John Edwards' essay for Foreign Affairs - Reengaging with the World - is the sixth in BritainAndAmerica's series of summaries of the worldviews of leading presidential candidates.
The Iraq war was one of the greatest strategic failures in US history: "We must move beyond the wreckage created by one of the greatest strategic failures in U.S. history: the war in Iraq. Rather than alienating the rest of the world through assertions of infallibility and demands of obedience, as the current administration has done, U.S. foreign policy must be driven by a strategy of reengagement."

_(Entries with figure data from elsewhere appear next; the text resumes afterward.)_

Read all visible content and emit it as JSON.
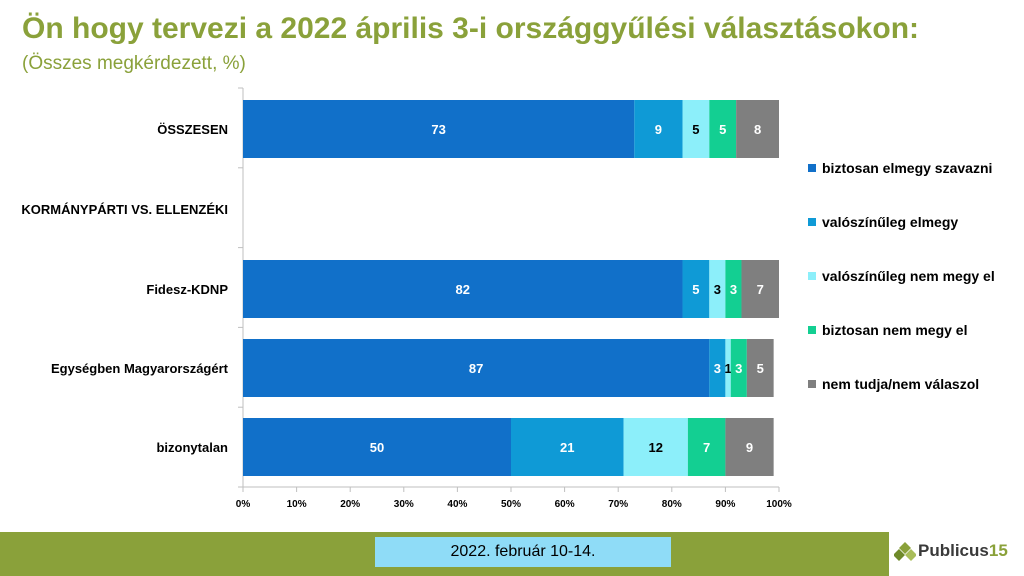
{
  "title": "Ön hogy tervezi a 2022 április 3-i országgyűlési választásokon:",
  "subtitle": "(Összes megkérdezett, %)",
  "date": "2022. február 10-14.",
  "logo": {
    "text": "Publicus",
    "number": "15"
  },
  "colors": {
    "title": "#8aa13a",
    "footer": "#8aa13a",
    "date_box": "#8fdcf7",
    "series": [
      "#1170c9",
      "#0f9ad6",
      "#8ceffa",
      "#13cf92",
      "#7f7f7f"
    ],
    "label_colors": [
      "#ffffff",
      "#ffffff",
      "#000000",
      "#ffffff",
      "#ffffff"
    ]
  },
  "chart_data": {
    "type": "bar",
    "orientation": "horizontal",
    "stacked": true,
    "categories": [
      "ÖSSZESEN",
      "KORMÁNYPÁRTI VS. ELLENZÉKI",
      "Fidesz-KDNP",
      "Egységben Magyarországért",
      "bizonytalan"
    ],
    "series": [
      {
        "name": "biztosan elmegy szavazni",
        "values": [
          73,
          null,
          82,
          87,
          50
        ]
      },
      {
        "name": "valószínűleg elmegy",
        "values": [
          9,
          null,
          5,
          3,
          21
        ]
      },
      {
        "name": "valószínűleg nem megy el",
        "values": [
          5,
          null,
          3,
          1,
          12
        ]
      },
      {
        "name": "biztosan nem megy el",
        "values": [
          5,
          null,
          3,
          3,
          7
        ]
      },
      {
        "name": "nem tudja/nem válaszol",
        "values": [
          8,
          null,
          7,
          5,
          9
        ]
      }
    ],
    "x_ticks": [
      "0%",
      "10%",
      "20%",
      "30%",
      "40%",
      "50%",
      "60%",
      "70%",
      "80%",
      "90%",
      "100%"
    ],
    "xlim": [
      0,
      100
    ],
    "grid": false,
    "legend_position": "right"
  }
}
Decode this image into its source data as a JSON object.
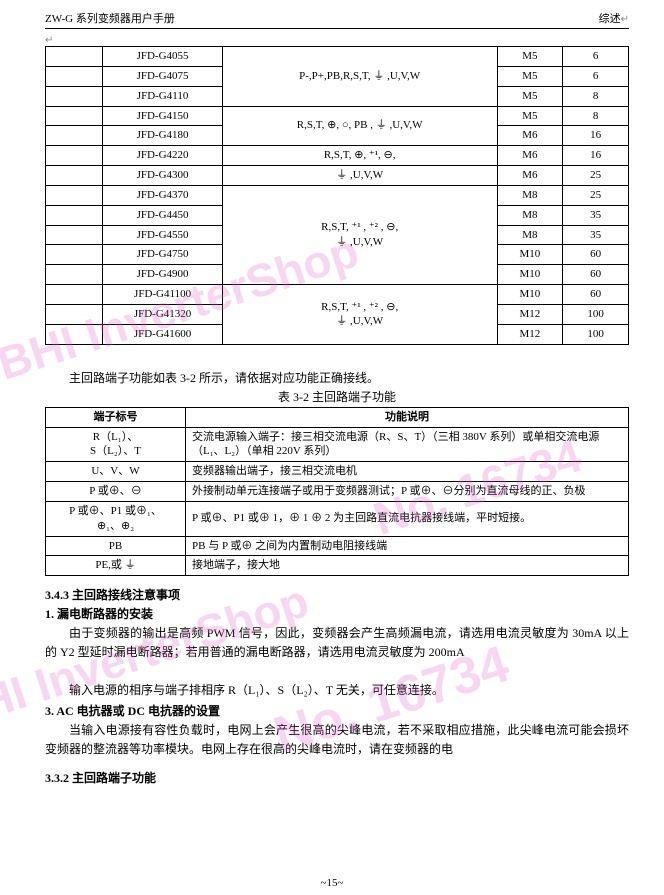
{
  "header": {
    "left": "ZW-G 系列变频器用户手册",
    "right": "综述"
  },
  "table1": {
    "rows": [
      {
        "model": "JFD-G4055",
        "s": "M5",
        "q": "6"
      },
      {
        "model": "JFD-G4075",
        "s": "M5",
        "q": "6"
      },
      {
        "model": "JFD-G4110",
        "s": "M5",
        "q": "8"
      },
      {
        "model": "JFD-G4150",
        "s": "M5",
        "q": "8"
      },
      {
        "model": "JFD-G4180",
        "s": "M6",
        "q": "16"
      },
      {
        "model": "JFD-G4220",
        "s": "M6",
        "q": "16"
      },
      {
        "model": "JFD-G4300",
        "s": "M6",
        "q": "25"
      },
      {
        "model": "JFD-G4370",
        "s": "M8",
        "q": "25"
      },
      {
        "model": "JFD-G4450",
        "s": "M8",
        "q": "35"
      },
      {
        "model": "JFD-G4550",
        "s": "M8",
        "q": "35"
      },
      {
        "model": "JFD-G4750",
        "s": "M10",
        "q": "60"
      },
      {
        "model": "JFD-G4900",
        "s": "M10",
        "q": "60"
      },
      {
        "model": "JFD-G41100",
        "s": "M10",
        "q": "60"
      },
      {
        "model": "JFD-G41320",
        "s": "M12",
        "q": "100"
      },
      {
        "model": "JFD-G41600",
        "s": "M12",
        "q": "100"
      }
    ],
    "termGroups": [
      {
        "span": 3,
        "text": "P-,P+,PB,R,S,T, ⏚ ,U,V,W"
      },
      {
        "span": 2,
        "text": "R,S,T, ⊕, ○, PB , ⏚ ,U,V,W"
      },
      {
        "span": 1,
        "text": "R,S,T, ⊕, ⁺¹, ⊖,"
      },
      {
        "span": 1,
        "text": "⏚ ,U,V,W"
      },
      {
        "span": 5,
        "text": "R,S,T, ⁺¹ , ⁺² , ⊖,\n⏚ ,U,V,W"
      },
      {
        "span": 3,
        "text": "R,S,T, ⁺¹ , ⁺² , ⊖,\n⏚ ,U,V,W"
      }
    ]
  },
  "caption1": "主回路端子功能如表 3-2 所示，请依据对应功能正确接线。",
  "caption1b": "表 3-2  主回路端子功能",
  "table2": {
    "head": [
      "端子标号",
      "功能说明"
    ],
    "rows": [
      {
        "c0": "R（L₁）、\nS（L₂）、T",
        "c1": "交流电源输入端子：接三相交流电源（R、S、T）（三相 380V 系列）或单相交流电源（L₁、L₂）（单相 220V 系列）"
      },
      {
        "c0": "U、V、W",
        "c1": "变频器输出端子，接三相交流电机"
      },
      {
        "c0": "P 或⊕、⊖",
        "c1": "外接制动单元连接端子或用于变频器测试；P 或⊕、⊖分别为直流母线的正、负极"
      },
      {
        "c0": "P 或⊕、P1 或⊕₁、\n⊕₁、⊕₂",
        "c1": "P 或⊕、P1 或⊕ 1，⊕ 1  ⊕ 2 为主回路直流电抗器接线端，平时短接。"
      },
      {
        "c0": "PB",
        "c1": "PB 与 P 或⊕ 之间为内置制动电阻接线端"
      },
      {
        "c0": "PE,或 ⏚",
        "c1": "接地端子，接大地"
      }
    ]
  },
  "sec343": "3.4.3  主回路接线注意事项",
  "sub1": "1. 漏电断路器的安装",
  "para1": "由于变频器的输出是高频 PWM 信号，因此，变频器会产生高频漏电流，请选用电流灵敏度为 30mA 以上的 Y2 型延时漏电断路器；若用普通的漏电断路器，请选用电流灵敏度为 200mA",
  "para2": "输入电源的相序与端子排相序 R（L₁）、S（L₂）、T 无关，可任意连接。",
  "sub3": "3. AC 电抗器或 DC 电抗器的设置",
  "para3": "当输入电源接有容性负载时，电网上会产生很高的尖峰电流，若不采取相应措施，此尖峰电流可能会损坏变频器的整流器等功率模块。电网上存在很高的尖峰电流时，请在变频器的电",
  "sec332": "3.3.2 主回路端子功能",
  "footer": "~15~",
  "watermarks": {
    "w1": "BHI InverterShop",
    "w2": "No. 16734",
    "w3": "BHI InverterShop",
    "w4": "No. 16734"
  }
}
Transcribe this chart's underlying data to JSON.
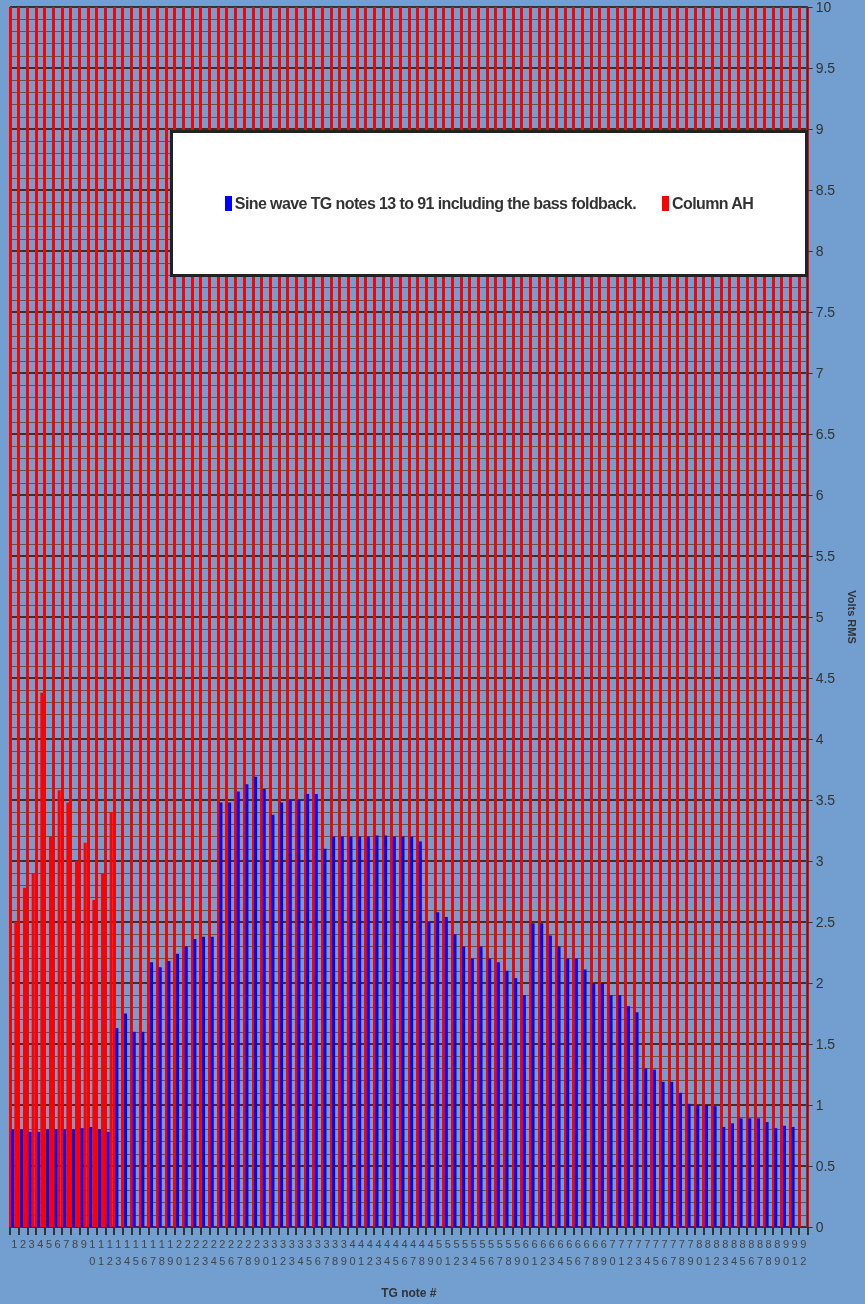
{
  "chart_data": {
    "type": "bar",
    "xlabel": "TG note #",
    "ylabel": "Volts RMS",
    "categories": [
      "1",
      "2",
      "3",
      "4",
      "5",
      "6",
      "7",
      "8",
      "9",
      "10",
      "11",
      "12",
      "13",
      "14",
      "15",
      "16",
      "17",
      "18",
      "19",
      "20",
      "21",
      "22",
      "23",
      "24",
      "25",
      "26",
      "27",
      "28",
      "29",
      "30",
      "31",
      "32",
      "33",
      "34",
      "35",
      "36",
      "37",
      "38",
      "39",
      "40",
      "41",
      "42",
      "43",
      "44",
      "45",
      "46",
      "47",
      "48",
      "49",
      "50",
      "51",
      "52",
      "53",
      "54",
      "55",
      "56",
      "57",
      "58",
      "59",
      "60",
      "61",
      "62",
      "63",
      "64",
      "65",
      "66",
      "67",
      "68",
      "69",
      "70",
      "71",
      "72",
      "73",
      "74",
      "75",
      "76",
      "77",
      "78",
      "79",
      "80",
      "81",
      "82",
      "83",
      "84",
      "85",
      "86",
      "87",
      "88",
      "89",
      "90",
      "91",
      "92"
    ],
    "series": [
      {
        "name": "Sine wave TG notes 13 to 91 including the bass foldback.",
        "color": "#0000ff",
        "values": [
          0.8,
          0.8,
          0.78,
          0.78,
          0.8,
          0.8,
          0.8,
          0.8,
          0.81,
          0.82,
          0.8,
          0.78,
          1.63,
          1.75,
          1.6,
          1.6,
          2.17,
          2.13,
          2.18,
          2.24,
          2.3,
          2.36,
          2.38,
          2.38,
          3.48,
          3.48,
          3.57,
          3.63,
          3.69,
          3.59,
          3.38,
          3.48,
          3.5,
          3.5,
          3.55,
          3.55,
          3.1,
          3.2,
          3.2,
          3.2,
          3.2,
          3.2,
          3.21,
          3.21,
          3.2,
          3.2,
          3.2,
          3.16,
          2.5,
          2.58,
          2.54,
          2.4,
          2.3,
          2.2,
          2.3,
          2.2,
          2.17,
          2.1,
          2.04,
          1.9,
          2.49,
          2.49,
          2.39,
          2.3,
          2.2,
          2.2,
          2.11,
          2.0,
          2.0,
          1.9,
          1.9,
          1.81,
          1.76,
          1.3,
          1.29,
          1.19,
          1.19,
          1.1,
          1.01,
          1.0,
          1.0,
          0.99,
          0.82,
          0.85,
          0.89,
          0.89,
          0.89,
          0.86,
          0.81,
          0.83,
          0.82,
          null
        ]
      },
      {
        "name": "Column AH",
        "color": "#ff0000",
        "values": [
          2.5,
          2.78,
          2.9,
          4.38,
          3.2,
          3.58,
          3.48,
          3.0,
          3.15,
          2.68,
          2.9,
          3.4,
          null,
          null,
          null,
          null,
          null,
          null,
          null,
          null,
          null,
          null,
          null,
          null,
          null,
          null,
          null,
          null,
          null,
          null,
          null,
          null,
          null,
          null,
          null,
          null,
          null,
          null,
          null,
          null,
          null,
          null,
          null,
          null,
          null,
          null,
          null,
          null,
          null,
          null,
          null,
          null,
          null,
          null,
          null,
          null,
          null,
          null,
          null,
          null,
          null,
          null,
          null,
          null,
          null,
          null,
          null,
          null,
          null,
          null,
          null,
          null,
          null,
          null,
          null,
          null,
          null,
          null,
          null,
          null,
          null,
          null,
          null,
          null,
          null,
          null,
          null,
          null,
          null,
          null,
          null,
          null
        ]
      }
    ],
    "ylim": [
      0,
      10
    ],
    "yticks": [
      0,
      0.5,
      1,
      1.5,
      2,
      2.5,
      3,
      3.5,
      4,
      4.5,
      5,
      5.5,
      6,
      6.5,
      7,
      7.5,
      8,
      8.5,
      9,
      9.5,
      10
    ],
    "grid": true,
    "legend": "top"
  }
}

America must reverse its low standing in the world: "A recent Pew survey showed the United States' approval ratings plummeting throughout the world between 2000 and 2006. This decline was especially worrisome in Muslim countries of strategic importance to the United States, such as Indonesia, where approval dropped from 75 percent to 30 percent, and Turkey, where it fell from 52 percent to 12 percent. Perceptions of America's efforts to promote democracy have suffered as well. In 33 of the 47 countries surveyed by the Pew Research Center, majorities or pluralities expressed dislike for American ideas of democracy. We need a new path, one that will lead to reengagement with the world and restoration of the United States' moral authority in the community of nations... There was a time when a president did not speak just to Americans -- he spoke to the world. People thousands of miles away would gather to listen to someone they called, without irony, "the leader of the free world." Men and women in Nazi-occupied Europe would huddle around shortwave radios to listen to President Franklin Roosevelt. Millions cheered in Berlin when President John F. Kennedy stood with them and said, "Ich bin ein Berliner." Millions of people imprisoned behind the Iron Curtain silently cheered the day President Reagan declared, "Mr. Gorbachev, tear down this wall!" Even if these ordinary men and women did not always agree with our policies, they looked to our president and saw a person -- and a nation -- they could trust. Today, under the current administration, this is no longer the case. At the dawn of a new century, it is vital that we win the war of ideas in the world."